Napolitano v Markotsis & Lieberman
John Napolitano, Appellant,
Markotsis & Lieberman et al., Respondents.
—[*1] Andrew Lavoott Bluestone, New York, N.Y., for appellant.
L'Abbate, Balkan, Colavita & Contini, LLP, Garden City, N.Y. (Peter D. Rigelhaupt of counsel), for respondents.
In an action, inter alia, to recover damages for legal malpractice, the plaintiff appeals from a judgment of the Supreme Court, Nassau County (Cozzens, Jr., J.), entered April 16, 2007, which, upon an order of the same court dated April 4, 2007, granting the defendants' motion for summary judgment dismissing the complaint, dismissed the complaint.
Ordered that the judgment is affirmed, with costs.
In order to prevail in an action to recover damages for legal malpractice, a plaintiff must establish that the defendant attorney failed to exercise the level of skill and knowledge commonly possessed by a member of the legal profession, and that the failure proximately caused the plaintiff to sustain actual and ascertainable damages (see Rudolf v Shayne, Dachs, Stanisci, Corker & Sauer, 8 NY3d 438, 442 ; Olaiya v Golden, 45 AD3d 823 ). To establish causation, the plaintiff must show that, but for the attorney's negligence, he or she would have prevailed in the underlying action (see Rudolf v Shayne, Dachs, Stanisci, Corker & Sauer, 8 NY3d at 442; Carrasco v Pena & Kahn, 43 AD3d 395 ).

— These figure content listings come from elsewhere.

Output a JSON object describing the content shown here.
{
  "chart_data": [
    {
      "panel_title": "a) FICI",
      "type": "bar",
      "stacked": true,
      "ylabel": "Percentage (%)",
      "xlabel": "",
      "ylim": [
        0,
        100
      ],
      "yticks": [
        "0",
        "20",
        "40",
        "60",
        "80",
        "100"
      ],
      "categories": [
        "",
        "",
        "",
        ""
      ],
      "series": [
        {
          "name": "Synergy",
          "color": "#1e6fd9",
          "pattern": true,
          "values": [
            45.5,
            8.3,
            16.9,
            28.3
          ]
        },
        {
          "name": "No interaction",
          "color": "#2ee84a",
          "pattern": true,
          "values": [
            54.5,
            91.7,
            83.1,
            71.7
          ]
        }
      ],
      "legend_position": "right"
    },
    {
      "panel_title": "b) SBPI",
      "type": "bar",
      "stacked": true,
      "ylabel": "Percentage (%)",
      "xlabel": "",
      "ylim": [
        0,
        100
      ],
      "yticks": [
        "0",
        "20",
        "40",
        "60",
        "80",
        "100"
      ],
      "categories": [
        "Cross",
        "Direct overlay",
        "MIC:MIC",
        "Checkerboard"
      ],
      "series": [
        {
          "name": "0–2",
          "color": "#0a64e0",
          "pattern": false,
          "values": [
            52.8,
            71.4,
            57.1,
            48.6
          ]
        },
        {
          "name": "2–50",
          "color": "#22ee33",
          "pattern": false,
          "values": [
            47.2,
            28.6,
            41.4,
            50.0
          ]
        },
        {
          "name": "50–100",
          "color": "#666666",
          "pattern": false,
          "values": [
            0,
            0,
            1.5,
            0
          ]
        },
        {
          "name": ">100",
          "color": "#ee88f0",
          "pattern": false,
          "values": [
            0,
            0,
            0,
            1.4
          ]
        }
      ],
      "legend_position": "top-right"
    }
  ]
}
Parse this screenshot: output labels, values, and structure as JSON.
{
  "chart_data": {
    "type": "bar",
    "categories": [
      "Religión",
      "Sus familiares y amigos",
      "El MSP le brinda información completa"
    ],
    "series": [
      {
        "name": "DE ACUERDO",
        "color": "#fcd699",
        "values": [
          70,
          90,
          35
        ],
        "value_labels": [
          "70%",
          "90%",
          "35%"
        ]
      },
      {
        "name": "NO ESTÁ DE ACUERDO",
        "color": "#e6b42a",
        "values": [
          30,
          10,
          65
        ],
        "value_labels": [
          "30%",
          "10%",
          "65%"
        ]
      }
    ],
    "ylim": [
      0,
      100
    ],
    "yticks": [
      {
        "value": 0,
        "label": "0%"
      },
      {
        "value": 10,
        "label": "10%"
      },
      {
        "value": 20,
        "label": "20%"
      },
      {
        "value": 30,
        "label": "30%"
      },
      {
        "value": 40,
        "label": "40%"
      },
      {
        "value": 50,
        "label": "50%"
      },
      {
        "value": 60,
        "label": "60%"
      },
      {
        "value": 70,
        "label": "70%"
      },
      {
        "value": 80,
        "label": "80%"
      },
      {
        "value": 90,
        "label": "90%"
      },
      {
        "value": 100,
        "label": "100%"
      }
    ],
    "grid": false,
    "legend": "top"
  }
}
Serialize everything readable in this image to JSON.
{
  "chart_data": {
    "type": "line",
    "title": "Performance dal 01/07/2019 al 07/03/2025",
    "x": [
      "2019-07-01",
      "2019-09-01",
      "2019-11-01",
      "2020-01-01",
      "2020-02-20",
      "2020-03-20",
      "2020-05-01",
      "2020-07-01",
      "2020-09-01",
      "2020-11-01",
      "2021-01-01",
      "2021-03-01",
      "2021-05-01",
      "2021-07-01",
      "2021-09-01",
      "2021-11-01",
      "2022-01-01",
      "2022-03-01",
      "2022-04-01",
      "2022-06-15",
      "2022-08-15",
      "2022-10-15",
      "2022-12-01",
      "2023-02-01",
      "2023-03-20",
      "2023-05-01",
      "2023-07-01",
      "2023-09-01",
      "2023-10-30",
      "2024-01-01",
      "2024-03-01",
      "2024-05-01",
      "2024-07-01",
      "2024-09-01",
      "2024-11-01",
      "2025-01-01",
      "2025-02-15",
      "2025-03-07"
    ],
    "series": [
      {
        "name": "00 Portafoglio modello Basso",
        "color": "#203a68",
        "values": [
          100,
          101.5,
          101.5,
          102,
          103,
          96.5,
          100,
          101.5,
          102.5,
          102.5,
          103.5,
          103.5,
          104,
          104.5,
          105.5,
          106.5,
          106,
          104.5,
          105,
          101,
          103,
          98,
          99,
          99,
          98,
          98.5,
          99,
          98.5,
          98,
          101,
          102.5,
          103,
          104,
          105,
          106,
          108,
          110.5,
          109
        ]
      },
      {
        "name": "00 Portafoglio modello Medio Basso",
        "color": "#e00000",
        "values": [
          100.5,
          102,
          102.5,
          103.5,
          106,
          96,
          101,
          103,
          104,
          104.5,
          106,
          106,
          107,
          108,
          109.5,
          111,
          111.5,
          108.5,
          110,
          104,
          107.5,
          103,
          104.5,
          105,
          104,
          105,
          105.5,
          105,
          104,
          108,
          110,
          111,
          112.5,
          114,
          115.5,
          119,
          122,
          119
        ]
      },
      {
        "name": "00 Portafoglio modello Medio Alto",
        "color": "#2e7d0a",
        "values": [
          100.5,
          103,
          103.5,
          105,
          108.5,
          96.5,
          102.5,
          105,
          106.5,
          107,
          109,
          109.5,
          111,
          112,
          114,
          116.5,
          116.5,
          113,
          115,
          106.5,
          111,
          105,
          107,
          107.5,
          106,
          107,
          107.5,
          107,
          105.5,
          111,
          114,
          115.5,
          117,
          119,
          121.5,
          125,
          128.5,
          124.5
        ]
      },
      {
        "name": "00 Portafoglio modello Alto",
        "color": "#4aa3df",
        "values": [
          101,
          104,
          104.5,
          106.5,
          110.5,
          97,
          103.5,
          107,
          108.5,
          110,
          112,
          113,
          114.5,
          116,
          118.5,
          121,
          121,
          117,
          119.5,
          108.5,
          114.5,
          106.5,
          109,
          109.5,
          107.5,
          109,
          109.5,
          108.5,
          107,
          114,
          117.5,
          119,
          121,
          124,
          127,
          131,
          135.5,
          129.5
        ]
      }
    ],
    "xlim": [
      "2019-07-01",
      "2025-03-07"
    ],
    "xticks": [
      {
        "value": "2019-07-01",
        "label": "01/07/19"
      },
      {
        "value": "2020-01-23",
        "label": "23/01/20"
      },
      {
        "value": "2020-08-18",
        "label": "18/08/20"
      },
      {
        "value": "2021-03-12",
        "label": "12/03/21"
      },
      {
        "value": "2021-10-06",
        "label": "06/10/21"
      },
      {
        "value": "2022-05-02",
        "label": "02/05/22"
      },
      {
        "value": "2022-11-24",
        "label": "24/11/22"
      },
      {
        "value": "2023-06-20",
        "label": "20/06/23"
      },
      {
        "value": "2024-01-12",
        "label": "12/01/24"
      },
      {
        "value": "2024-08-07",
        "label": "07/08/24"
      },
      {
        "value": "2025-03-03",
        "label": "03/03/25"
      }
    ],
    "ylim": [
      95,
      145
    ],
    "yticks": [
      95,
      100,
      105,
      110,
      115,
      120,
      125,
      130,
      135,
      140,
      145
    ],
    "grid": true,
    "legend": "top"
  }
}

On their motion for summary judgment, the defendants made a prima facie showing that the plaintiff would be unable to prove at trial that, but for their alleged malpractice, he would have overcome the affirmative defense of "unclean hands" and prevailed in the underlying action. In opposition, the plaintiff failed to raise a triable issue of fact. Accordingly, the Supreme Court [*2]properly granted the defendants' motion for summary judgment dismissing the complaint (see Asher v Shlimbaum, 45 AD3d 791 ). Fisher, J.P., Ritter, Dillon and McCarthy, JJ., concur.